I eat a nutritious meal balanced with leafy greens and protein which keeps my kidneys happy. Working long hours in the past made me susceptible to eating processed foods causing me to be sick often. Now I make the time to thoughtfully prepare my meals. I munch on my food bit by bit, savoring every texture and explosion of flavor of the chicken salad I made. My body does so much for me, she deserves to feel good.
I work a few more hours, and by mid-afternoon, I close out my work tabs and breathe in a sigh of relief. Setting boundaries with work has been liberating. For the rest of the day, I switch gears and focus on a screenplay I’ve been working on. I answer a text from my post-production team on my last film project and thank them for continuing to keep the web series I created afloat—we’ve been making our way through the festival circuit, and I still have to stop and pinch myself that this is even my reality. The project has been a labor of love and I know it deserves its time in the spotlight, but I still wrestle with putting myself out there. To be fully seen feels uncomfortable and terrifying, certainly not something I am accustomed to as someone who has always put being of service before my own needs.

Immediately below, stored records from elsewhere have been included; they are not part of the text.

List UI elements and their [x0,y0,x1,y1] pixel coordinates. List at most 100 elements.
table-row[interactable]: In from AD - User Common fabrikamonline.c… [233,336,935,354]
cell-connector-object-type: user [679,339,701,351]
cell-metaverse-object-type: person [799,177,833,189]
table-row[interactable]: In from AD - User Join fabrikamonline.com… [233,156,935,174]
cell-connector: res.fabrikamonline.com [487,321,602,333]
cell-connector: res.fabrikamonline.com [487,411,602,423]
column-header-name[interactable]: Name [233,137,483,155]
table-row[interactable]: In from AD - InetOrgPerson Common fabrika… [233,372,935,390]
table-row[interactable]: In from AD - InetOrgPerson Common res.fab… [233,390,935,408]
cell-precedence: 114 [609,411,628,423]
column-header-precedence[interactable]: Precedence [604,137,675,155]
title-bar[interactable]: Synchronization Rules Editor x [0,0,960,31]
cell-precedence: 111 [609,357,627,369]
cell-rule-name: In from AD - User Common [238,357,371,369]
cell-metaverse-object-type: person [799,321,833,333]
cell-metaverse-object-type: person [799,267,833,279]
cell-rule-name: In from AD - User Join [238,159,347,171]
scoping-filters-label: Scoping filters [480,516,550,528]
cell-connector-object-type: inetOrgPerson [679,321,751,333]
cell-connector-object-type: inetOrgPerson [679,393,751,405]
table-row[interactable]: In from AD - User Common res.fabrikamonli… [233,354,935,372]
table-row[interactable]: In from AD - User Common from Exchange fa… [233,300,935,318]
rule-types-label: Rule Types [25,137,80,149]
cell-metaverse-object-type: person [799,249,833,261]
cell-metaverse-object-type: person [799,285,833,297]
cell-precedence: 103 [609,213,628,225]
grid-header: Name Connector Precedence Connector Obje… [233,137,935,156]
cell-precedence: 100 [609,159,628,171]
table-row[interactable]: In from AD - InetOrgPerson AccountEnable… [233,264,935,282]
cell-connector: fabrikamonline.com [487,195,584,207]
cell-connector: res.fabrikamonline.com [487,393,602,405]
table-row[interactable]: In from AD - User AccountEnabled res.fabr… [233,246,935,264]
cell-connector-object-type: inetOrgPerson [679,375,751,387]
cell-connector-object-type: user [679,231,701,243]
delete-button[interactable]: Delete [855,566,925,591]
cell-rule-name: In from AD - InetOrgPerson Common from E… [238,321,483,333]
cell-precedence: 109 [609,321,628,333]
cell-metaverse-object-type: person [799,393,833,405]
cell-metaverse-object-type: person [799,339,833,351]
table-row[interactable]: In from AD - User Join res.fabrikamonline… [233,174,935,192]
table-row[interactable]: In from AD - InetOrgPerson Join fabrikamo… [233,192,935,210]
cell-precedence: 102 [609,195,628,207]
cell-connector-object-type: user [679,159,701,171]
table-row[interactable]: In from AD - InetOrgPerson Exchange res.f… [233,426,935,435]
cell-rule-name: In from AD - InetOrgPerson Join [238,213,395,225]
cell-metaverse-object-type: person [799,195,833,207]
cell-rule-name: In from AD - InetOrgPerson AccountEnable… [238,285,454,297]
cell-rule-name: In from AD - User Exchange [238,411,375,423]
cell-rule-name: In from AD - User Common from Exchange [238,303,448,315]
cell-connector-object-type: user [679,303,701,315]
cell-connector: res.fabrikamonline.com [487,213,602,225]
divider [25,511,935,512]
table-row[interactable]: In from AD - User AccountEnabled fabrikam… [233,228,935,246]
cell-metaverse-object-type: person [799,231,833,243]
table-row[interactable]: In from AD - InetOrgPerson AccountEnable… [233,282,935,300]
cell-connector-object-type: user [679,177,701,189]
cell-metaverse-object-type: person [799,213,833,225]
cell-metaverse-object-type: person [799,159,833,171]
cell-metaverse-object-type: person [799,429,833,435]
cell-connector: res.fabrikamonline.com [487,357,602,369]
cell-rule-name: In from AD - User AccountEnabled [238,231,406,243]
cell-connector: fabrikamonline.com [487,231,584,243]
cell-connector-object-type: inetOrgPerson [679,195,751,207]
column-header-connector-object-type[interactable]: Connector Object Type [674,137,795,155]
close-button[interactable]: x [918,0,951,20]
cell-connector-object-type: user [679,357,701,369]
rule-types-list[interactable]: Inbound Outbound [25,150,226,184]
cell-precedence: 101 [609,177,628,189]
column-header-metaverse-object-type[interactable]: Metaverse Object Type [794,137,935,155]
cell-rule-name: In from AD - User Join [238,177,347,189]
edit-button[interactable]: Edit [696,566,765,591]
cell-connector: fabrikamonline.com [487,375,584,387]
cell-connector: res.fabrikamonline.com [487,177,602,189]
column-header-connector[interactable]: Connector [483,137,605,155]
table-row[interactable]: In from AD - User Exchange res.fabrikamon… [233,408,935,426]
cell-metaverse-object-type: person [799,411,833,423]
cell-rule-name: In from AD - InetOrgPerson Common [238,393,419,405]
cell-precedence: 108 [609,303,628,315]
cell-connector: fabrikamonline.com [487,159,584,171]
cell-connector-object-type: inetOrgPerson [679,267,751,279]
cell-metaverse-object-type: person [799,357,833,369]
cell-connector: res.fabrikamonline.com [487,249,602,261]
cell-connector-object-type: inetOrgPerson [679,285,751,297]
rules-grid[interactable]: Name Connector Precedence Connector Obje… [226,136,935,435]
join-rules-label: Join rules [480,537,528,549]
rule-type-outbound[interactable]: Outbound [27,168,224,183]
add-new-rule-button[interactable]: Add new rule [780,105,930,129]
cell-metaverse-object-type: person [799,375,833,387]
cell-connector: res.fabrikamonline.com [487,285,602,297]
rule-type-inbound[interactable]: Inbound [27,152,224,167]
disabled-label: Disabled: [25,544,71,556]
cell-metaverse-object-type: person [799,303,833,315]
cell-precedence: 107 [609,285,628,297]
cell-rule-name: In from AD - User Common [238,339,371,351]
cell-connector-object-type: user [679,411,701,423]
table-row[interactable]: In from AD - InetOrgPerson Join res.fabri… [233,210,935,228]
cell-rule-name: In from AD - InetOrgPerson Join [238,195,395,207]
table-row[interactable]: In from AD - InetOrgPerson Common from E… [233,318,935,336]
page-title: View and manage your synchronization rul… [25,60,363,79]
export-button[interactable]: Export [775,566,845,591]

Becoming disabled as an adult has necessitated that I come to terms with my mortality. I tell people often that I’m a “lola” or grandma in spirit, trapped in a body that is always on the edge of falling apart. What is rest when it’s always been my duty to be in service to everyone else’s needs?
To rest and to think of your needs before others has always been considered a selfish act in my culture. We use the word ‘maarte’ to describe someone who is “snobbish,” high maintenance, or someone who simply puts their needs before everyone else. It’s a derogatory term used with womxn who dare to prioritize themselves. Although the word has historically been weaponized to villainize and shame womxn, those of us in the diaspora have made efforts to reclaim ‘maarte’ as a term of empowerment and strength. To represent rebellion and challenge the status quo. It’s a term that many of us who actively work to decolonize ancestral trauma, wear proudly and unapologetically. A well-rested womxn can be a danger to society.
I am thankful for the life I get to live and I seize every opportunity in a day to build towards my future. I think this is what aging is– getting to a point in your journey where you’ve accumulated all the life lessons and then putting those lessons into practice. You know what you have to do to create the life you want and you’ll make the sacrifices necessary to get there. There isn’t a day that goes by that I don’t find deep appreciation for all the blessings that I’ve received.
There is beauty in relishing the mundane. Being present for the simple pleasures of life reminds me there is much more to this path I’ve chosen than I can even see or imagine and that faith in the unknown keeps me grounded. At this stage of my life, I know exactly what I require to function and participate in a society that deems me disposable. I have purpose. My life is meaningful, and if that makes me ‘maarte,’ so be it.
Luann Algoso is a queer and disabled cultural worker. Her art practice is an embodiment and collaboration with the Babaylan spirit, connecting self with the collective to manifest new realities, bring balance to the Earth, and align with our Higher Selves.